Letter from the Editor
When Professor Eva Bellin, who wrote our cover story, “Beyond the Arab Spring,” entered a Princeton Ph.D. program in 1982 to study politics in the developing world, she had to select a region in which to concentrate. Amid an economic recession and a particularly bleak job market for academics, Bellin reasoned that studying a region with a difficult language would at least give her a skill she could parlay into some sort of profession, should joining academe become unrealistic.
China, the Soviet Union and the Middle East seemed the most practical areas of study. So was it serendipity — or kismet — when Bellin settled on Middle Eastern politics, specializing in Tunisia?
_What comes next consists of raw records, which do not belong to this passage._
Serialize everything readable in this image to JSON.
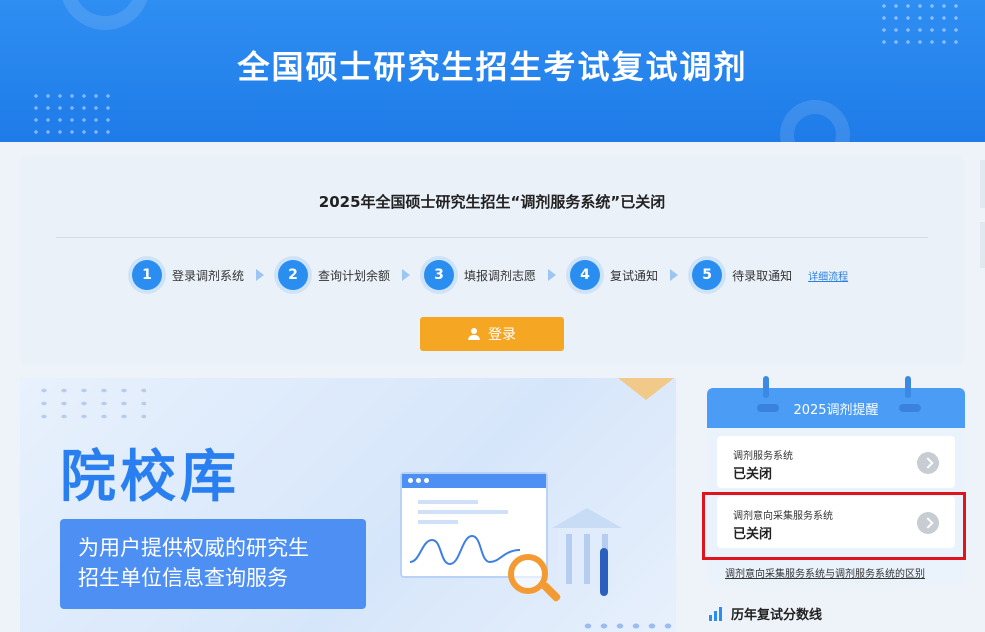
{
  "banner": {
    "title": "全国硕士研究生招生考试复试调剂"
  },
  "notice": {
    "text": "2025年全国硕士研究生招生“调剂服务系统”已关闭"
  },
  "steps": [
    {
      "num": "1",
      "label": "登录调剂系统"
    },
    {
      "num": "2",
      "label": "查询计划余额"
    },
    {
      "num": "3",
      "label": "填报调剂志愿"
    },
    {
      "num": "4",
      "label": "复试通知"
    },
    {
      "num": "5",
      "label": "待录取通知"
    }
  ],
  "detail_link": "详细流程",
  "login_button": "登录",
  "promo": {
    "title": "院校库",
    "subtitle_line1": "为用户提供权威的研究生",
    "subtitle_line2": "招生单位信息查询服务"
  },
  "reminder": {
    "title": "2025调剂提醒",
    "items": [
      {
        "label": "调剂服务系统",
        "status": "已关闭"
      },
      {
        "label": "调剂意向采集服务系统",
        "status": "已关闭"
      }
    ],
    "link": "调剂意向采集服务系统与调剂服务系统的区别"
  },
  "history": {
    "label": "历年复试分数线"
  },
  "colors": {
    "primary": "#2a8ef0",
    "accent": "#f5a623",
    "highlight": "#e0141b"
  },
  "icons": [
    "user-icon",
    "chevron-right-icon",
    "bar-chart-icon",
    "magnifier-icon"
  ]
}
Maybe a little bit of both, she now believes. In her fieldwork, Bellin studied Tunisia’s potential for democratization. It wouldn’t happen for a quarter century, but when democratic change did sweep that country early this year, Bellin had just joined the Brandeis faculty as the Myra and Robert Kraft Professor of Arab Politics in the Department of Politics and the Crown Center for Middle East Studies.
Sadly, Bellin never met Myra Kraft ’64, who died in July at age 68. At a time when keen insight into the Arab world has arguably never been in greater demand, Myra and Robert Kraft’s support has further entrenched Brandeis as a source of leading scholarship in the Middle East. It’s just that kind of expertise Bellin displays in our cover story as she deftly puts the turbulent Arab past into unvarnished perspective while weighing its uncertain future.
Another feature, “Mississippi Smoldering,” brings us back to this nation’s own heart of darkness in the Jim Crow South. For two months last summer as part of a social-justice initiative called the Mississippi Truth Project, Professor David Cunningham and 11 students unearthed documents from county and municipal offices detailing the state’s segregated past. In the journals students wrote, several of which are excerpted here, you can find out how they dealt with the unsettling emotions of personally encountering evidence of segregation’s long shadow over Mississippi’s citizens.
Of course, every magazine needs some fun and games, too. For the latter, turn to “That First Championship Season,” by Ian Spatz ’77, the erstwhile Justice photographer who covered the first of only two NCAA Division III championships in Brandeis history. It took place in a soccer field redolent of manure in rural Pennsylvania 35 years ago. For the fun, check out “From the Bing/Schwartz Tapes.” It can be tough when your alter ego is more successful than you are.